Ordinary citizens and users of the internet will be powerless to resist the AI onslaught. The four largest internet and software companies Amazon, Meta, Microsoft, and Google are projected to invest well over $200 billion this year on AI development. Then there’s the possibility that AI might become a kind of “chaos agent” mucking around with our sense of what’s true and what’s not true—an inherently dangerous situation for any society to be in.
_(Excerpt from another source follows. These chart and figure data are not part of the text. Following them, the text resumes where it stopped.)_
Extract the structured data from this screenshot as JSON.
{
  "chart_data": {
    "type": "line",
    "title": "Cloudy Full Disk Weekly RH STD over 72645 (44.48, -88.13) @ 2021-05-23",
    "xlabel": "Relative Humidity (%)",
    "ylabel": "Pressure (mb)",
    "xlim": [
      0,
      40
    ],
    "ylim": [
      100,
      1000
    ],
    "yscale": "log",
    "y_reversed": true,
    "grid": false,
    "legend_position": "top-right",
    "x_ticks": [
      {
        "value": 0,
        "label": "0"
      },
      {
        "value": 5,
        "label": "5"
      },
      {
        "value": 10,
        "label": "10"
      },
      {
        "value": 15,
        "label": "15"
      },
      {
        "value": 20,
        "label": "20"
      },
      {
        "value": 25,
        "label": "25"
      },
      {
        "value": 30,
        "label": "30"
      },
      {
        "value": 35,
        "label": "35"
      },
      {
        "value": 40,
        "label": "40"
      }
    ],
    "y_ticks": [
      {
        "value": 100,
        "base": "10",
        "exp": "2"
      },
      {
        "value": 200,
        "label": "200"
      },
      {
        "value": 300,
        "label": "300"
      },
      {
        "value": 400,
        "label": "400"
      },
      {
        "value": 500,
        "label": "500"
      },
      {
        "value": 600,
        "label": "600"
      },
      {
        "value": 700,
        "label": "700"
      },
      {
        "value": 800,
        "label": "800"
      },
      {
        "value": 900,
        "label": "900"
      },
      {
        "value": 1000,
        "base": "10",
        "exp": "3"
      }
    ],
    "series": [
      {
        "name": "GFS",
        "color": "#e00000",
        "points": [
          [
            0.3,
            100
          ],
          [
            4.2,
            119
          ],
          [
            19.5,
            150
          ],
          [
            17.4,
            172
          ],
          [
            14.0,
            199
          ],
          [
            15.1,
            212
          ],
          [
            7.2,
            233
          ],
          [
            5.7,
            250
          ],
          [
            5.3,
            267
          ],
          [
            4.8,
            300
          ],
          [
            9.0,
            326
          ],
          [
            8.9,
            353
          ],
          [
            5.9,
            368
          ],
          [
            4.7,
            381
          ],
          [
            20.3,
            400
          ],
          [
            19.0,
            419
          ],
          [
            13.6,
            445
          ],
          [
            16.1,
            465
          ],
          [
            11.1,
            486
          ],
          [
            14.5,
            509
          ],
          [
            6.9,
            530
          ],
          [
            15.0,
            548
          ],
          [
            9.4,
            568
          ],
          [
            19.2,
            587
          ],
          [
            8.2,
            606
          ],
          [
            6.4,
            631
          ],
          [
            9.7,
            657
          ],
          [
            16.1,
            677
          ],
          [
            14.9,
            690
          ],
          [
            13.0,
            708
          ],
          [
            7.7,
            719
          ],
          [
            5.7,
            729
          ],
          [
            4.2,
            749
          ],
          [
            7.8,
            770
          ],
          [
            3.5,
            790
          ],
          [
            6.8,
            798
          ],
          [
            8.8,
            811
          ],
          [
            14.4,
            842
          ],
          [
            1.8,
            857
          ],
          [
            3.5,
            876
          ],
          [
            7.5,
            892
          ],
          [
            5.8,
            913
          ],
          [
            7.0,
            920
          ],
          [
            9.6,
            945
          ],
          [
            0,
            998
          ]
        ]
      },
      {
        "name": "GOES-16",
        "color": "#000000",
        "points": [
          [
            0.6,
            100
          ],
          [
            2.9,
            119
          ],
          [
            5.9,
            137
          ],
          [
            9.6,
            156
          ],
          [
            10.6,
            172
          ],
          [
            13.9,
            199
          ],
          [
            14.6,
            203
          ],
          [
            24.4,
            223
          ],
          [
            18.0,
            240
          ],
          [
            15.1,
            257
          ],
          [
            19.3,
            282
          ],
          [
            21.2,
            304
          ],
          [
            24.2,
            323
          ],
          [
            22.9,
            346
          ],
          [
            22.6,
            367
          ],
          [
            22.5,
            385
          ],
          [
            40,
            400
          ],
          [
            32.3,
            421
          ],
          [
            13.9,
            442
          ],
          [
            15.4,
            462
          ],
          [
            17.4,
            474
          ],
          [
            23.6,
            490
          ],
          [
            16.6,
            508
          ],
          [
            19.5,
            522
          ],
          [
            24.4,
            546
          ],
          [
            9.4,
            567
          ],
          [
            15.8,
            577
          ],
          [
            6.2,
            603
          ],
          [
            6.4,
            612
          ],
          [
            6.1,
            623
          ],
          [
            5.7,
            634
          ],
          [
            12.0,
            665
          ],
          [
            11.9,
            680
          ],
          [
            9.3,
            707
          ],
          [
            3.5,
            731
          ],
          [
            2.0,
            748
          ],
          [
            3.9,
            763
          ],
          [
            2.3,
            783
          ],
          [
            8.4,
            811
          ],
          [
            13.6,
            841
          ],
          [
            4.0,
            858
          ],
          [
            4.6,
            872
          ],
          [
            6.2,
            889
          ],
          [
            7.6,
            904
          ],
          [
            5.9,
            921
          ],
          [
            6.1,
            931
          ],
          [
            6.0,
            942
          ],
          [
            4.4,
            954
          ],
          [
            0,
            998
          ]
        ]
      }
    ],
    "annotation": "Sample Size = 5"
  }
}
Hannah Arendt, who wrote extensively about the dangers of authoritarian thinking, gave us this warning: “The ideal subject of totalitarian rule is not the convinced Nazi or the convinced Communist, but people for whom the distinction between fact and fiction (i.e., the reality of experience) and the distinction between true and false (i.e., the standards of thought) no longer exist.”
Summing up, we need to radically reassess the role of the internet and associated technologies going forward and not abandon this responsibility to the corporations that provide these services. If not, we risk ending up with a world we won’t recognize—a landscape of dehumanizing interaction, even more isolated human relationships, and jobs that have been blithely handed over to AI and robotics with no democratic or regulatory oversight.
In 1961, then FCC Chairman Newton Minow spoke at a meeting of the National Association of Broadcasters. He observed that television had a lot of work to do to better uphold public interest and famously described it as a “vast wasteland.” While that description is hardly apt for the current status of the internet and social media, its future status may come to resemble a “black forest” of chaos, confusion, misinformation, and disinformation with AI only aggravating, not solving, this problem.
What then are some possible solutions? And what can our legislators do to ameliorate these problems and take control of the runaway freight train of technological dependence? One of the more obvious actions would be to reinstate funding for the Congressional Office of Technology Assessment. This agency was established in 1974 to provide Congress with reasonably objective analysis of complex technological trends. Inexplicably, the office was defunded in 1995 just as the internet was gaining strong momentum. Providing this kind of high-level research to educate and inform members of Congress about key technology issues has never been more important than it is now.